Sun Wei, Jin Chong, Gelfond Jonathan A, Chen Ming-Hui, Ibrahim Joseph G
Public Health Sciences Division, Fred Hutchinson Cancer Research Center, Seattle, Washington.
Department of Biostatistics, University of North Carolina at Chapel Hill, Chapel Hill, North Carolina.
Biometrics. 2020 Sep;76(3):983-994. doi: 10.1111/biom.13198. Epub 2019 Dec 27.
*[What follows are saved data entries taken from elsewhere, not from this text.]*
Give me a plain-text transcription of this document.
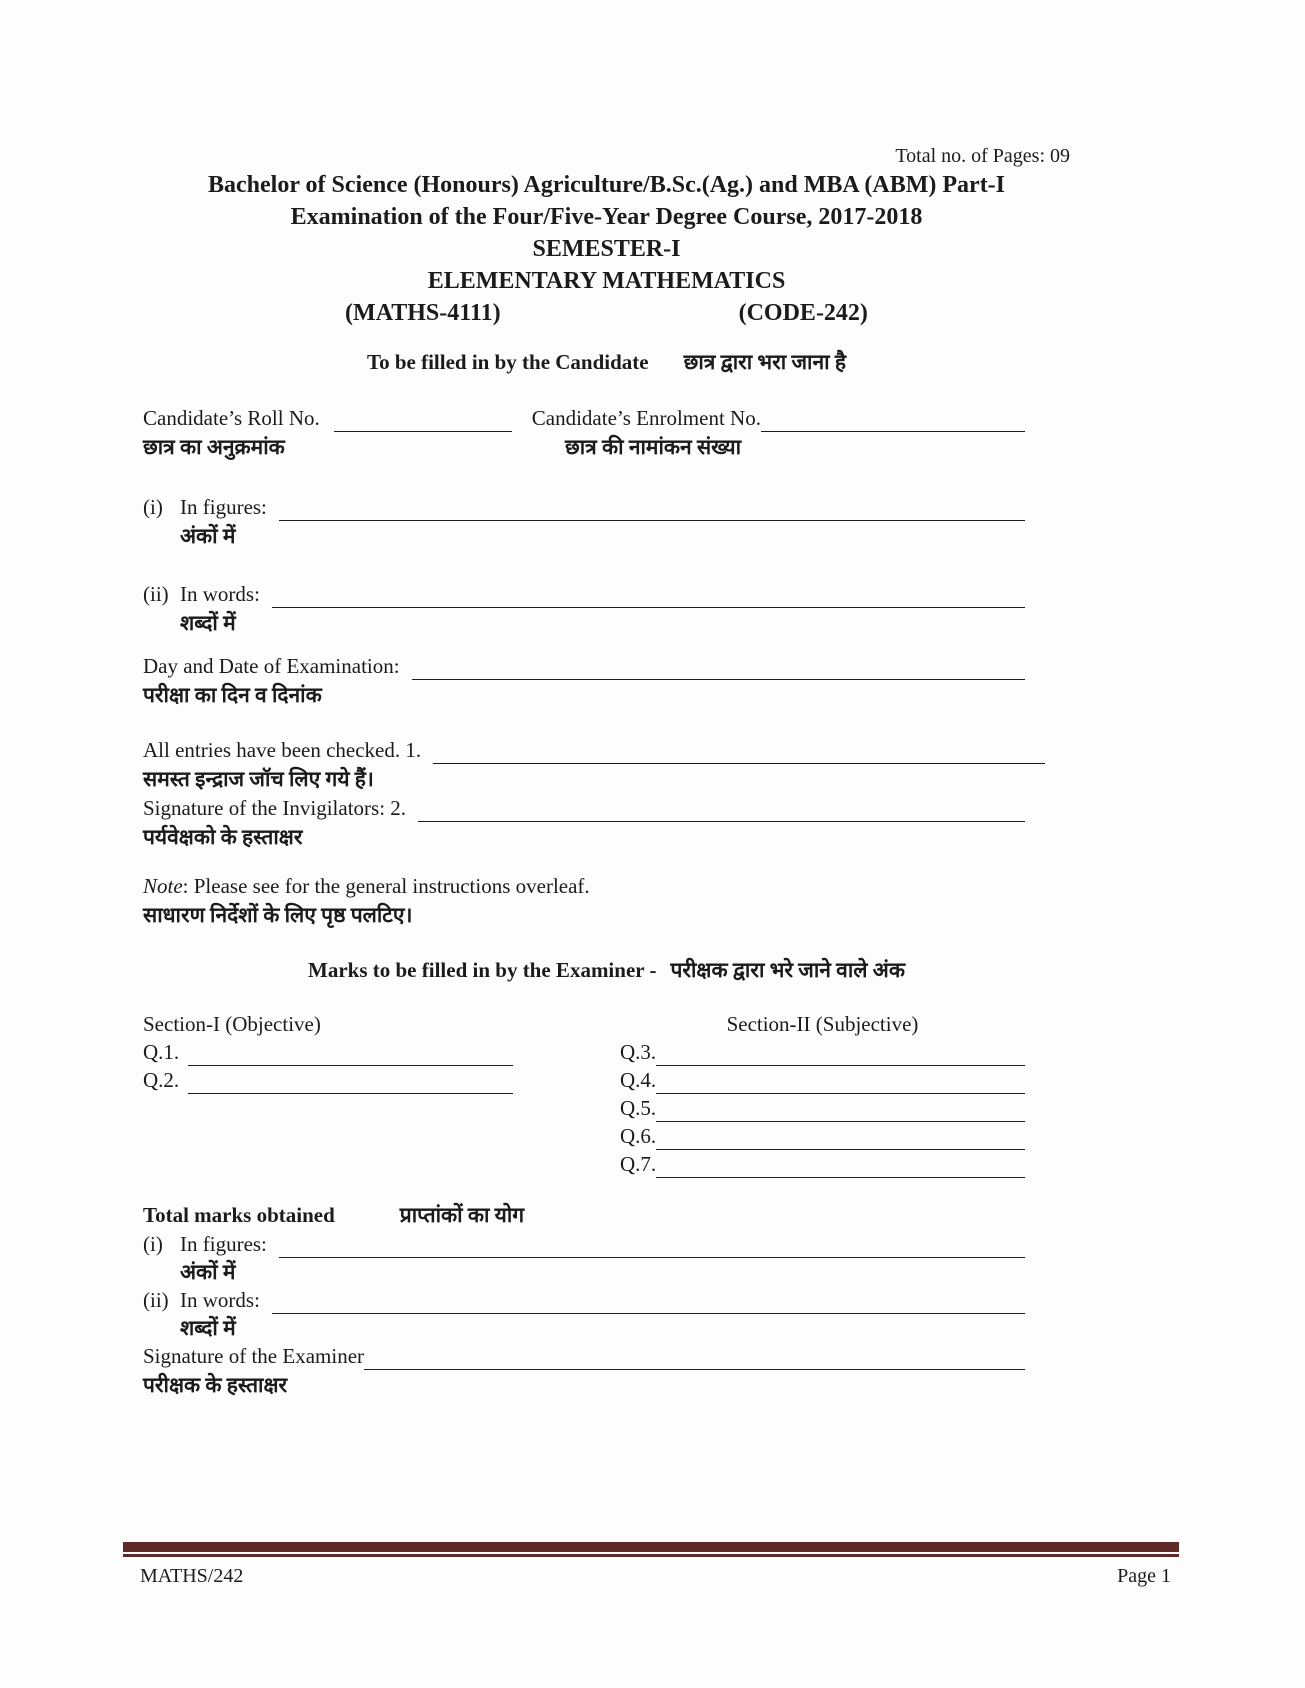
Total no. of Pages: 09
Bachelor of Science (Honours) Agriculture/B.Sc.(Ag.) and MBA (ABM) Part-I
Examination of the Four/Five-Year Degree Course, 2017-2018
SEMESTER-I
ELEMENTARY MATHEMATICS
(MATHS-4111)	(CODE-242)
To be filled in by the Candidate छात्र द्वारा भरा जाना है
Candidate’s Roll No.	Candidate’s Enrolment No.
छात्र का अनुक्रमांक	छात्र की नामांकन संख्या
(i) In figures:
अंकों में
(ii) In words:
शब्दों में
Day and Date of Examination:
परीक्षा का दिन व दिनांक
All entries have been checked. 1.
समस्त इन्द्राज जॉच लिए गये हैं।
Signature of the Invigilators: 2.
पर्यवेक्षको के हस्ताक्षर
Note : Please see for the general instructions overleaf.
साधारण निर्देशों के लिए पृष्ठ पलटिए।
Marks to be filled in by the Examiner - परीक्षक द्वारा भरे जाने वाले अंक
Section-I (Objective)
Q.1.
Q.2.
Section-II (Subjective)
Q.3.
Q.4.
Q.5.
Q.6.
Q.7.
Total marks obtained	प्राप्तांकों का योग
(i) In figures:
अंकों में
(ii) In words:
शब्दों में
Signature of the Examiner
परीक्षक के हस्ताक्षर
MATHS/242	Page 1
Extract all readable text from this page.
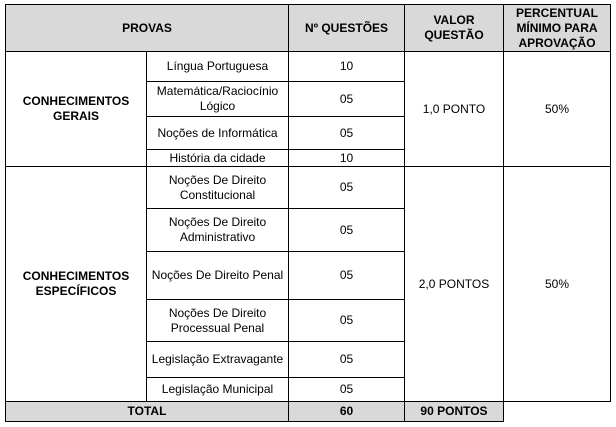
PROVAS		Nº QUESTÕES	VALOR QUESTÃO	PERCENTUAL MÍNIMO PARA APROVAÇÃO
CONHECIMENTOS GERAIS	Língua Portuguesa	10	1,0 PONTO	50%
	Matemática/Raciocínio Lógico	05		
	Noções de Informática	05		
	História da cidade	10		
CONHECIMENTOS ESPECÍFICOS	Noções De Direito Constitucional	05	2,0 PONTOS	50%
	Noções De Direito Administrativo	05		
	Noções De Direito Penal	05		
	Noções De Direito Processual Penal	05		
	Legislação Extravagante	05		
	Legislação Municipal	05		
TOTAL		60	90 PONTOS	
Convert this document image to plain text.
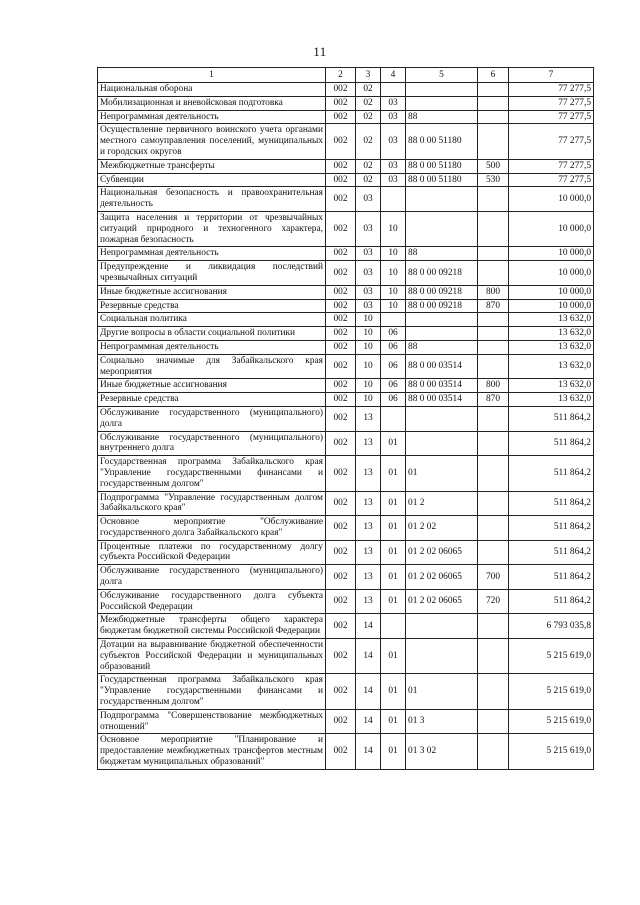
11
1	2	3	4	5	6	7
Национальная оборона	002	02				77 277,5
Мобилизационная и вневойсковая подготовка	002	02	03			77 277,5
Непрограммная деятельность	002	02	03	88		77 277,5
Осуществление первичного воинского учета органами местного самоуправления поселений, муниципальных и городских округов	002	02	03	88 0 00 51180		77 277,5
Межбюджетные трансферты	002	02	03	88 0 00 51180	500	77 277,5
Субвенции	002	02	03	88 0 00 51180	530	77 277,5
Национальная безопасность и правоохранительная деятельность	002	03				10 000,0
Защита населения и территории от чрезвычайных ситуаций природного и техногенного характера, пожарная безопасность	002	03	10			10 000,0
Непрограммная деятельность	002	03	10	88		10 000,0
Предупреждение и ликвидация последствий чрезвычайных ситуаций	002	03	10	88 0 00 09218		10 000,0
Иные бюджетные ассигнования	002	03	10	88 0 00 09218	800	10 000,0
Резервные средства	002	03	10	88 0 00 09218	870	10 000,0
Социальная политика	002	10				13 632,0
Другие вопросы в области социальной политики	002	10	06			13 632,0
Непрограммная деятельность	002	10	06	88		13 632,0
Социально значимые для Забайкальского края мероприятия	002	10	06	88 0 00 03514		13 632,0
Иные бюджетные ассигнования	002	10	06	88 0 00 03514	800	13 632,0
Резервные средства	002	10	06	88 0 00 03514	870	13 632,0
Обслуживание государственного (муниципального) долга	002	13				511 864,2
Обслуживание государственного (муниципального) внутреннего долга	002	13	01			511 864,2
Государственная программа Забайкальского края "Управление государственными финансами и государственным долгом"	002	13	01	01		511 864,2
Подпрограмма "Управление государственным долгом Забайкальского края"	002	13	01	01 2		511 864,2
Основное мероприятие "Обслуживание государственного долга Забайкальского края"	002	13	01	01 2 02		511 864,2
Процентные платежи по государственному долгу субъекта Российской Федерации	002	13	01	01 2 02 06065		511 864,2
Обслуживание государственного (муниципального) долга	002	13	01	01 2 02 06065	700	511 864,2
Обслуживание государственного долга субъекта Российской Федерации	002	13	01	01 2 02 06065	720	511 864,2
Межбюджетные трансферты общего характера бюджетам бюджетной системы Российской Федерации	002	14				6 793 035,8
Дотации на выравнивание бюджетной обеспеченности субъектов Российской Федерации и муниципальных образований	002	14	01			5 215 619,0
Государственная программа Забайкальского края "Управление государственными финансами и государственным долгом"	002	14	01	01		5 215 619,0
Подпрограмма "Совершенствование межбюджетных отношений"	002	14	01	01 3		5 215 619,0
Основное мероприятие "Планирование и предоставление межбюджетных трансфертов местным бюджетам муниципальных образований"	002	14	01	01 3 02		5 215 619,0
Many computational methods have been developed to discern intratumor heterogeneity (ITH) using DNA sequence data from bulk tumor samples. These methods share an assumption that two mutations arise from the same subclone if they have similar mutant allele-frequencies (MAFs), and thus it is difficult or impossible to distinguish two subclones with similar MAFs. Single-cell DNA sequencing (scDNA-seq) data can be very informative for ITH inference. However, due to the difficulty of DNA amplification, scDNA-seq data are often very noisy. A promising new study design is to collect both bulk and single-cell DNA-seq data and jointly analyze them to mitigate the limitations of each data type. To address the analytic challenges of this new study design, we propose a computational method named BaSiC (Bulk tumor and Single Cell), to discern ITH by jointly analyzing DNA-seq data from bulk tumor and single cells. We demonstrate that BaSiC has comparable or better performance than the methods using either data type. We further evaluate BaSiC using bulk tumor and single-cell DNA-seq data from a breast cancer patient and several leukemia patients.
已经开发了许多计算方法,用于使用来自肿瘤组织样本的DNA序列数据来识别肿瘤内异质性(ITH)。这些方法都有一个假设:如果两个突变具有相似的突变等位基因频率(MAF),那么它们来自同一个亚克隆,因此很难或无法区分具有相似MAF的两个亚克隆。单细胞DNA测序(scDNA-seq)数据对于ITH推断可能非常有用。然而,由于DNA扩增的困难,scDNA-seq数据往往噪声很大。一种很有前景的新研究设计是同时收集肿瘤组织和单细胞DNA测序数据,并对它们进行联合分析,以减轻每种数据类型的局限性。为了解决这种新研究设计的分析挑战,我们提出了一种名为BaSiC(肿瘤组织和单细胞)的计算方法,通过联合分析肿瘤组织和单细胞的DNA测序数据来识别ITH。我们证明,BaSiC的性能与使用任何一种数据类型的方法相当或更好。我们进一步使用来自一名乳腺癌患者和几名白血病患者的肿瘤组织和单细胞DNA测序数据对BaSiC进行了评估。